Cos’è il Donor Journey e perché occorre voler bene al donatore dall’inizio alla fine

 

Abbiamo già parlato di Donor Persona, cioè del nostro donatore ideale, colui che ci aspettiamo doni più volentieri per la nostra causa.

Il Donor Journey è il suo “viaggio” ovvero tutto quello che gli succede, da quando sente parlare di un’Organizzazione fino al momento in cui decide di diventare donatore regolare e oltre.
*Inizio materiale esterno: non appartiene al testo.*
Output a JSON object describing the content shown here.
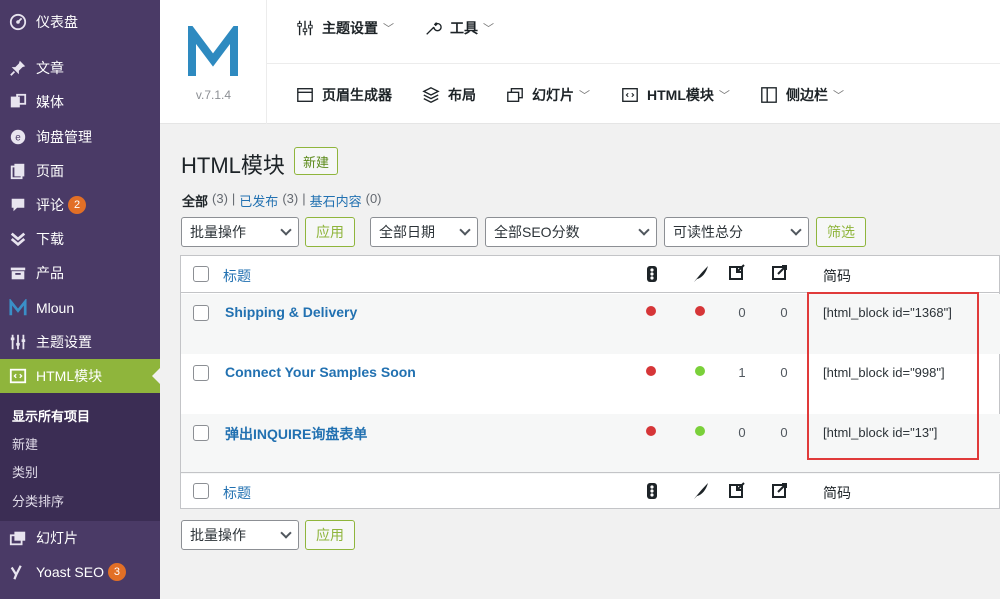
{
  "sidebar": {
    "items": [
      {
        "label": "仪表盘",
        "icon": "dashboard-icon"
      },
      {
        "label": "文章",
        "icon": "pushpin-icon"
      },
      {
        "label": "媒体",
        "icon": "media-icon"
      },
      {
        "label": "询盘管理",
        "icon": "inquiry-icon"
      },
      {
        "label": "页面",
        "icon": "page-icon"
      },
      {
        "label": "评论",
        "icon": "comment-icon",
        "badge": "2"
      },
      {
        "label": "下载",
        "icon": "download-icon"
      },
      {
        "label": "产品",
        "icon": "product-icon"
      },
      {
        "label": "Mloun",
        "icon": "m-logo-icon"
      },
      {
        "label": "主题设置",
        "icon": "sliders-icon"
      },
      {
        "label": "HTML模块",
        "icon": "code-icon"
      },
      {
        "label": "幻灯片",
        "icon": "slides-icon"
      },
      {
        "label": "Yoast SEO",
        "icon": "yoast-icon",
        "badge": "3"
      }
    ],
    "submenu": [
      "显示所有项目",
      "新建",
      "类别",
      "分类排序"
    ]
  },
  "header": {
    "version": "v.7.1.4",
    "row1": [
      "主题设置",
      "工具"
    ],
    "row2": [
      "页眉生成器",
      "布局",
      "幻灯片",
      "HTML模块",
      "侧边栏"
    ]
  },
  "page": {
    "title": "HTML模块",
    "new_button": "新建",
    "filters": {
      "all_label": "全部",
      "all_count": "(3)",
      "published_label": "已发布",
      "published_count": "(3)",
      "cornerstone_label": "基石内容",
      "cornerstone_count": "(0)",
      "sep": "|"
    },
    "bulk_action": "批量操作",
    "apply": "应用",
    "date_filter": "全部日期",
    "seo_filter": "全部SEO分数",
    "readability_filter": "可读性总分",
    "filter_button": "筛选"
  },
  "table": {
    "col_title": "标题",
    "col_code": "简码",
    "rows": [
      {
        "title": "Shipping & Delivery",
        "seo": "#d63638",
        "readability": "#d63638",
        "links_in": "0",
        "links_out": "0",
        "code": "[html_block id=\"1368\"]"
      },
      {
        "title": "Connect Your Samples Soon",
        "seo": "#d63638",
        "readability": "#7ad03a",
        "links_in": "1",
        "links_out": "0",
        "code": "[html_block id=\"998\"]"
      },
      {
        "title": "弹出INQUIRE询盘表单",
        "seo": "#d63638",
        "readability": "#7ad03a",
        "links_in": "0",
        "links_out": "0",
        "code": "[html_block id=\"13\"]"
      }
    ]
  },
  "colors": {
    "sidebar_bg": "#4a3a66",
    "accent": "#8fb53c",
    "link": "#2271b1",
    "highlight": "#e03a3a"
  }
}
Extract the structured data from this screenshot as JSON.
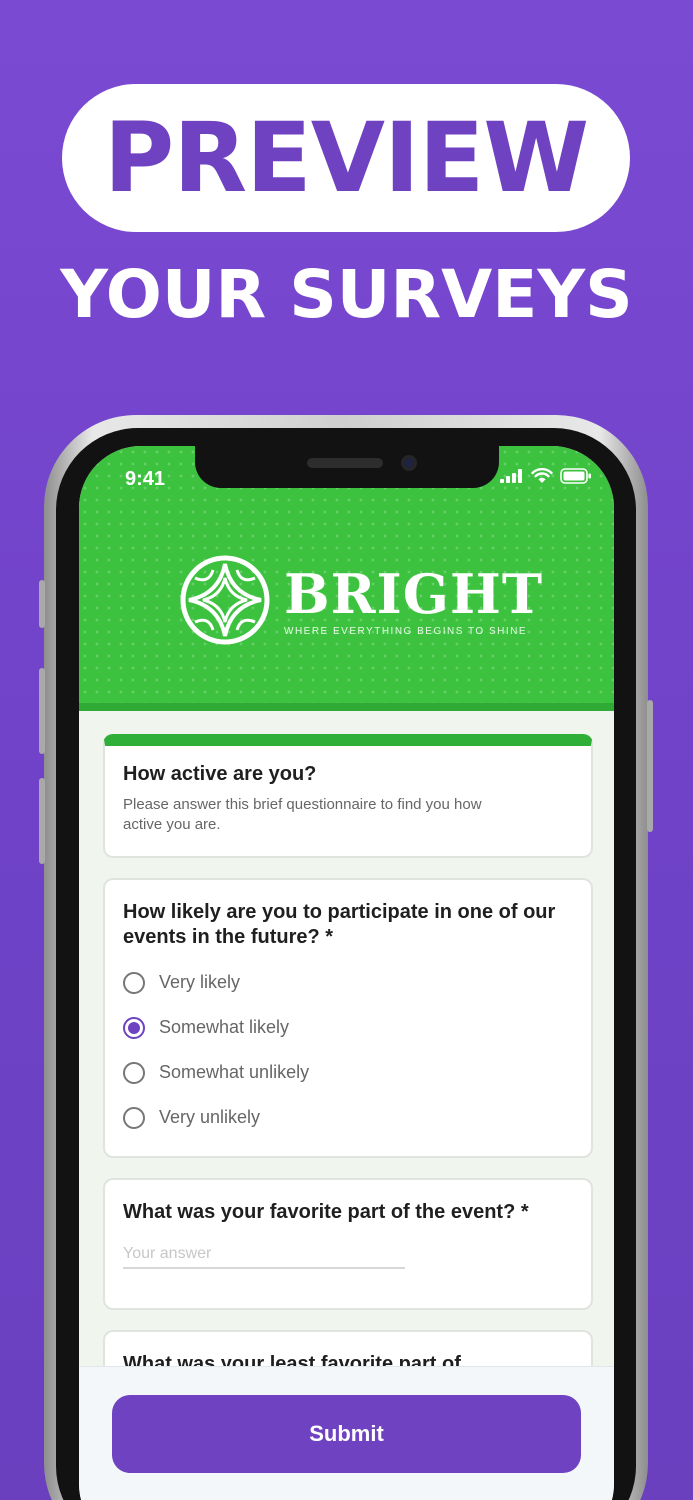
{
  "banner": {
    "headline": "PREVIEW",
    "subheadline": "YOUR SURVEYS"
  },
  "status_bar": {
    "time": "9:41",
    "icons": [
      "signal-icon",
      "wifi-icon",
      "battery-icon"
    ]
  },
  "brand": {
    "name": "BRIGHT",
    "tagline": "WHERE EVERYTHING BEGINS TO SHINE",
    "header_color": "#3cc23f"
  },
  "survey": {
    "title": "How active are you?",
    "description": "Please answer this brief questionnaire to find you how active you are."
  },
  "questions": [
    {
      "title": "How likely are you to participate in one of our events in the future? *",
      "options": [
        "Very likely",
        "Somewhat likely",
        "Somewhat unlikely",
        "Very unlikely"
      ],
      "selected": "Somewhat likely"
    },
    {
      "title": "What was your favorite part of the event? *",
      "placeholder": "Your answer"
    },
    {
      "title": "What was your least favorite part of"
    }
  ],
  "actions": {
    "submit_label": "Submit"
  },
  "colors": {
    "accent": "#6f42c1",
    "background": "#7b4ad3"
  }
}
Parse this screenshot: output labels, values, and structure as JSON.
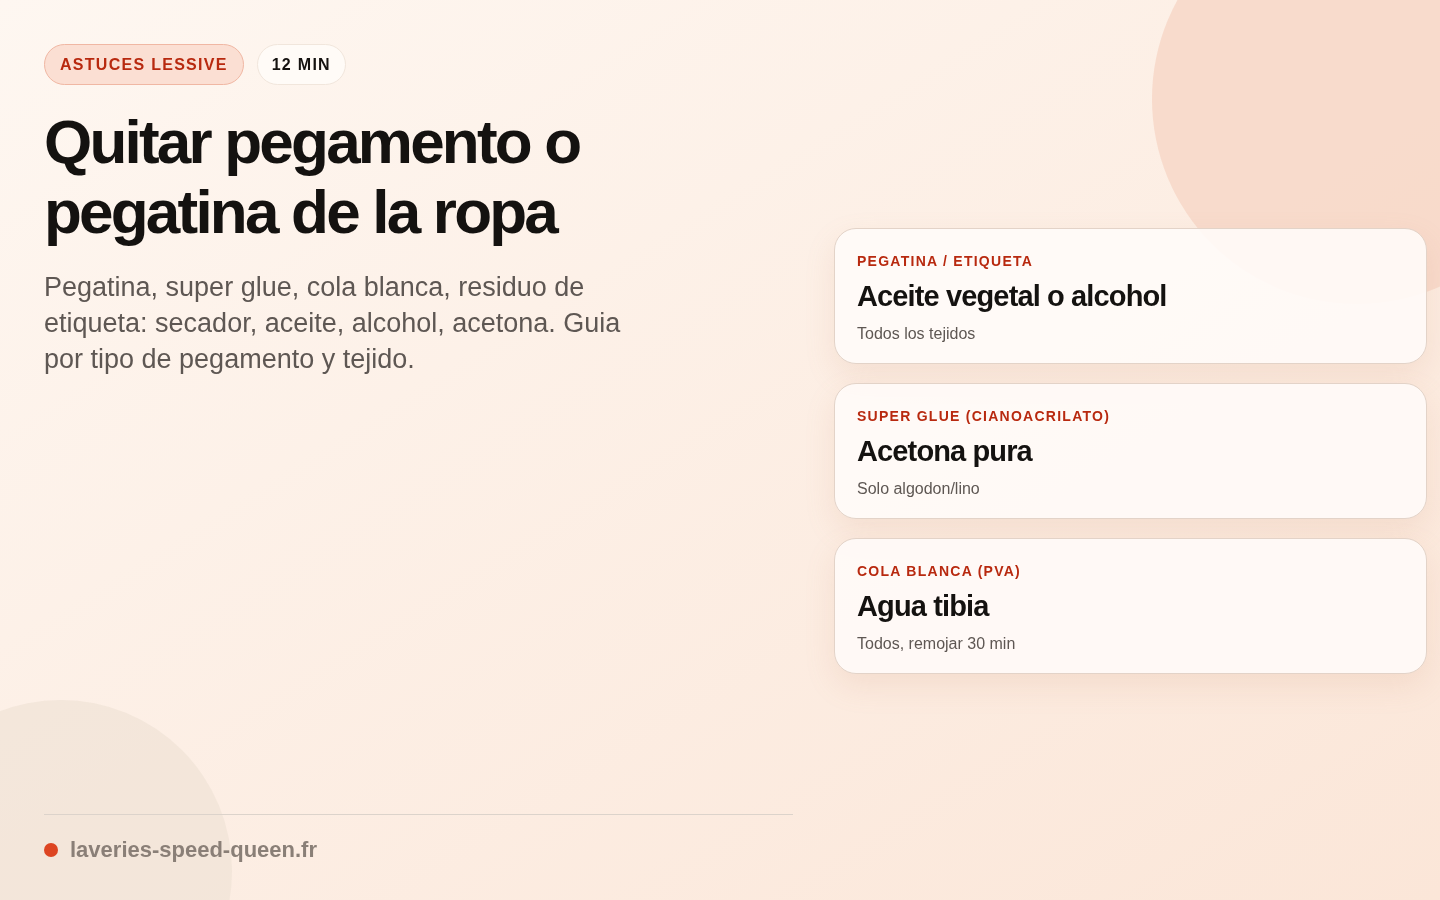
{
  "tags": [
    {
      "label": "ASTUCES LESSIVE",
      "kind": "category"
    },
    {
      "label": "12 MIN",
      "kind": "duration"
    }
  ],
  "title": "Quitar pegamento o pegatina de la ropa",
  "subtitle": "Pegatina, super glue, cola blanca, residuo de etiqueta: secador, aceite, alcohol, acetona. Guia por tipo de pegamento y tejido.",
  "cards": [
    {
      "label": "PEGATINA / ETIQUETA",
      "title": "Aceite vegetal o alcohol",
      "note": "Todos los tejidos"
    },
    {
      "label": "SUPER GLUE (CIANOACRILATO)",
      "title": "Acetona pura",
      "note": "Solo algodon/lino"
    },
    {
      "label": "COLA BLANCA (PVA)",
      "title": "Agua tibia",
      "note": "Todos, remojar 30 min"
    }
  ],
  "footer": {
    "site": "laveries-speed-queen.fr"
  }
}
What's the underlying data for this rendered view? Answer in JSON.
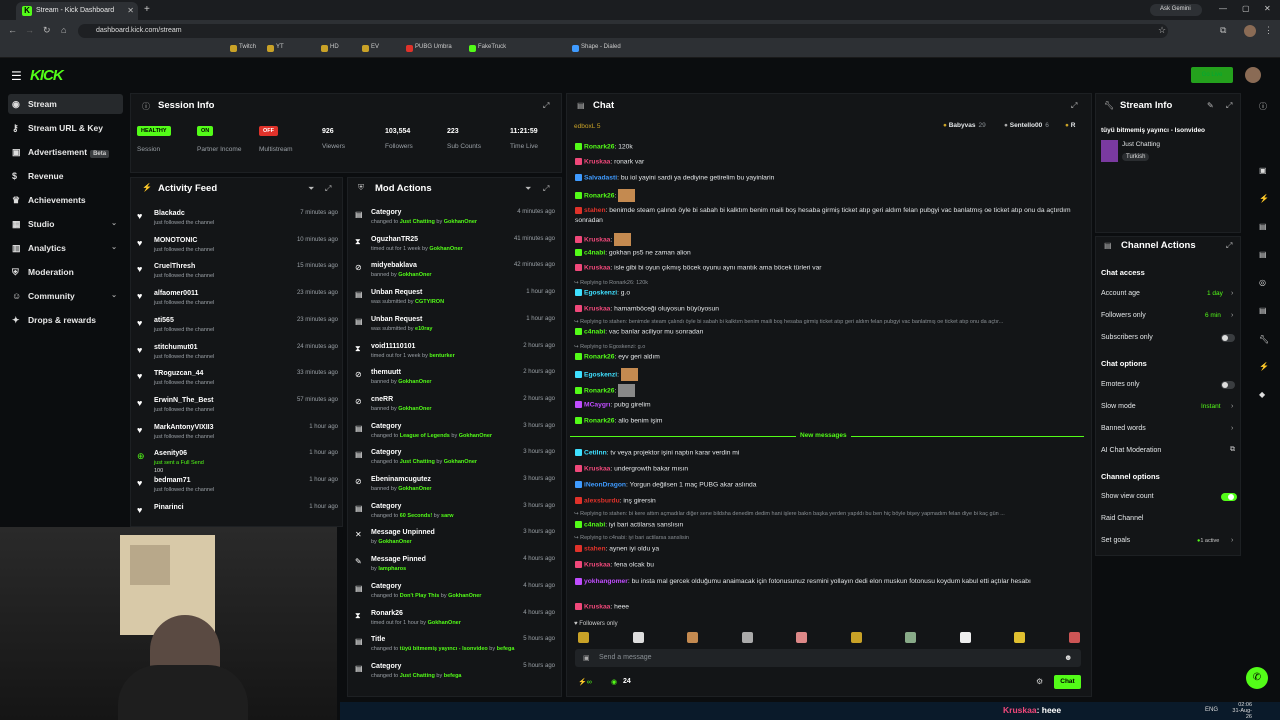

La metafora nasce dal fatto che, quando una persona incontra un’Organizzazione Non Profit, si instaura un rapporto che è esattamente come un viaggio: fatto di tappe, di decisioni, di arresti, di ripartenze e di ostacoli. E che, mano a mano che viene percorso, rende il rapporto sempre più forte e il fundraising sempre più redditizio. Ogni tappa è un momento in cui la persona deve decidere se le interessa proseguire o meno, per stare accanto all’Organizzazione.

Il compito del fundraiser è di fare in modo che il donatore segua il percorso nel modo giusto, rimuovendo ogni ostacolo al dono, agevolandolo e sostenendolo emotivamente, in modo che sia felice e desideroso di partecipare.

 

 

 

Portalo sul percorso positivo

 

Vi è mai capitato di entrare in un’esposizione di quadri, macchine o qualsiasi altra cosa, per pura curiosità?
Se non avete pagato l’ingresso, non c’è praticamente nulla che vi trattenga dall’uscire.
Quindi perché vi fermate a guardare o proseguite?

Facile: perché trovate le cose esposte interessanti o emozionanti! Cioè perché la visione stessa di quegli oggetti è un buon ripagamento del tempo investito. Alla fine potrebbe addirittura darsi che vi chiedano del denaro in dono per mandare avanti la mostra e lo diate volentieri, appagati di quanto visto.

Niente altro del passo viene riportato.